Seth Schiesel, “A Bright Spot in the Dim Video Game Picture” New York Times; published February 2, 2006.*
The same year that video game sales went stagnant, GameStop reported a sixty-seven-percent increase in sales for the 2005 fiscal year.* That same year, GameStop would buy out its remaining competitor and merge with Electronics Boutique,* a mere six years after E.B. sought to merge with the FuncoLand that would eventually merge with GameStop. Every major video game retailer in the United States now operated under GameStop corporate, leaving the American video game retail market to operate under the iron fists of GameStop and monster market chain Wal-Mart. But in spite of middling attempts by Best Buy and Circuit City to begin resale initiatives,* GameStop ruled and continues to rule the retail used video game market. Back in 1990, David Pomije wanted to give younger gamers the freedom of economic choice in making purchases of video games. By 2005, he was the C.E.O. of the most important video game retailer on the planet.

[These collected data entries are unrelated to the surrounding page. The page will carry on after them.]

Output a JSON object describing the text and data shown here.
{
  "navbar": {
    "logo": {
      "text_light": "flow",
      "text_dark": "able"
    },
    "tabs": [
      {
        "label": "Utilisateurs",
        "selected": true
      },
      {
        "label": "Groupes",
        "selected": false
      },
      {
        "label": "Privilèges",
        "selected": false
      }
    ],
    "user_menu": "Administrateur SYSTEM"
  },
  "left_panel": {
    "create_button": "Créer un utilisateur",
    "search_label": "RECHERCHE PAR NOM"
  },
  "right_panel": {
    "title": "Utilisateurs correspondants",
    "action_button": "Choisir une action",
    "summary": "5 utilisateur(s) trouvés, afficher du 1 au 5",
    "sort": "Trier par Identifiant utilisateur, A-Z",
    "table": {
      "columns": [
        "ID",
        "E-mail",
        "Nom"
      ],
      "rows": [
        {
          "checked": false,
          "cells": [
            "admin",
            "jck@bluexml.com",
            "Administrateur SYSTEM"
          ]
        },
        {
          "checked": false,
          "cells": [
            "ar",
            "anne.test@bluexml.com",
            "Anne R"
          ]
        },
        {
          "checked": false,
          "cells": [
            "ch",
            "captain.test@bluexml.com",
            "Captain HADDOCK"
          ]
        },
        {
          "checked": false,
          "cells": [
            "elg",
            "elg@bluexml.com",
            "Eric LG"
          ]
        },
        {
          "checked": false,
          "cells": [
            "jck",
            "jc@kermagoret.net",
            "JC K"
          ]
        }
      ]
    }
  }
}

The question was no longer about cheaper video games or choosing which retailer to visit. It was about choosing the GameStop that was closest to your house. And when those people walked in a GameStop, they were greeted by walls of “PRE-OWNED” video games.
For most of the decade, GameStop was just one of many companies making money in a video game industry that was doing really well for themselves. So long as developers and publishers were making money, they had no reason to care about the retailer. In that same New York Times article, author Seth Schiesel prodded Take-Two spokesman Jim Ankner on how the video game industry felt about the “new-found success” of GameStop. Standard answer, right? Used games put more money in the market, right?
“We would prefer that retailers only sold new games,” he said, “but we’ve learned to make peace with it.”
Peace, indeed. The war would soon be on.